Elated that she might at last have gotten the cozy-making companion she always wanted, she tries to get into bed. But Purrless wouldn’t budge, so she lays down on the very edge, with no blanket to cover her. In the middle of the night, she wakes up with a thump on the floor — Purrless has pushed her off and is standing victoriously in the middle of the bed, yawning.

Mrs. Lovewright is at the end of her rope. In one final attempt to get Purrless to comply, she props him onto her lap and begins stroking him determinately, commanding him to purr. But when she leans in to listen, hopeful that he might be purring only quietly, he turns around and bites her nose.

That’s it — Mrs. Lovewright opens the door and sees Purrless out.

When Dylan visits the next day, a dejected Mrs. Lovewright proclaims that she no longer cares about Purrlsess.

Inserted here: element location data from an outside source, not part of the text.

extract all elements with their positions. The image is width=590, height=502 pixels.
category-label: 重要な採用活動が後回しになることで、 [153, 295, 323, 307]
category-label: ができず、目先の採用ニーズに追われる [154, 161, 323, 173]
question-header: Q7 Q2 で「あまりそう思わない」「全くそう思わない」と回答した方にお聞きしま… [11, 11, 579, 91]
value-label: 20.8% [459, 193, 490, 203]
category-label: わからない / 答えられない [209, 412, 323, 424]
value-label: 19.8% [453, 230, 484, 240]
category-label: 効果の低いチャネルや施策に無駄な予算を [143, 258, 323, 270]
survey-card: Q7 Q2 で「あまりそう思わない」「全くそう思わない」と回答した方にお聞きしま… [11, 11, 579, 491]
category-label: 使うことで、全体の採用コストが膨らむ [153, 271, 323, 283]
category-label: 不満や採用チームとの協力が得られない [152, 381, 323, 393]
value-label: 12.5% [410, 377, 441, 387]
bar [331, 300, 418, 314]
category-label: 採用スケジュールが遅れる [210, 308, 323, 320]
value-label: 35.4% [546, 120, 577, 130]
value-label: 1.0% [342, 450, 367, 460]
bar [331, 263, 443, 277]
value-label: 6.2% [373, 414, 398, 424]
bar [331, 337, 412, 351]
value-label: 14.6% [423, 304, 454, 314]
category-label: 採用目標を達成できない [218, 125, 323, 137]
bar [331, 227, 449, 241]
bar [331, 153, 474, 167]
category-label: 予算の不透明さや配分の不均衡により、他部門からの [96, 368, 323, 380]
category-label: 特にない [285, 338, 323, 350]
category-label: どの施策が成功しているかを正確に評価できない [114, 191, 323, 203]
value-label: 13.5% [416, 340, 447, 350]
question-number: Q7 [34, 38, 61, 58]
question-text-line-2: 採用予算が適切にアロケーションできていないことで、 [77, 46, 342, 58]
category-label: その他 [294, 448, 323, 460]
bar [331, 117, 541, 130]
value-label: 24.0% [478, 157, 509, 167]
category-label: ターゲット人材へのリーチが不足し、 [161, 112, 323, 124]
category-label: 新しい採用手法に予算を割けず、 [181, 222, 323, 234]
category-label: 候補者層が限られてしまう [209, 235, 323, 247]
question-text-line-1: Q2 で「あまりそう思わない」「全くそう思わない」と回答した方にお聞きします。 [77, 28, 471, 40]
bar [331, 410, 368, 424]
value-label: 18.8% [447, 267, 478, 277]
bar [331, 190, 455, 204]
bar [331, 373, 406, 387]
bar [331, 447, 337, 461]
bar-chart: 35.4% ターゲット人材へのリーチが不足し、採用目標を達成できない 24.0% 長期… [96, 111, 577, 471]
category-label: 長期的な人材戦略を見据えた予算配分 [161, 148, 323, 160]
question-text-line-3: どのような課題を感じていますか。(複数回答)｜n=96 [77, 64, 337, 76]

There’s no being cozy with a cat. Shut the door, Dylan, and good-bye.

But as she crawls into bed, her unbitten toes chilly once again, she hears Purrless meowing.

At first too hurt to relent, her heart eventually softens.

“You don’t have to shout,” said Mrs. Lovewright. She got out of bed, and went and opened the door. Purrless came streaking in, right between Mrs. Lovewright’s legs, lumped on the broom, which fell and tripped Mrs. Lovewright so that Purrless got into the bed ahead of her and curled himself right in the middle of the blanket.

And that’s how Mrs. Lovewright and her cat lived many more years together.

And so Mrs. Lovewright learns that although Purrless doesn’t love her rigid rules, he does love her — and she loves him. Every real love, after all, writes its own rules of rightness.

Sometimes she was sure that she heard Purrless purring, and she would look to see the end of his tail flicking to and fro. “Don’t you want to be cozy?” she would ask him, and she’d stroke his soft, warm, enormous back and she’d say, “Why don’t you want to?”

The Story of Mrs. Lovewright and Purrless Her Cat is an immeasurable delight from cover to cover, should you be fortunate enough to find a used copy. Complement it with a kindred spirit from the same era, A Cat-Hater’s Handbook, and the perfect contemporary counterpart — nearly thirty years later, Caroline Paul wrote in her own magnificent memoir of what a cat taught her about life and love: “You can never know anyone as completely as you want. But that’s okay, love is better.”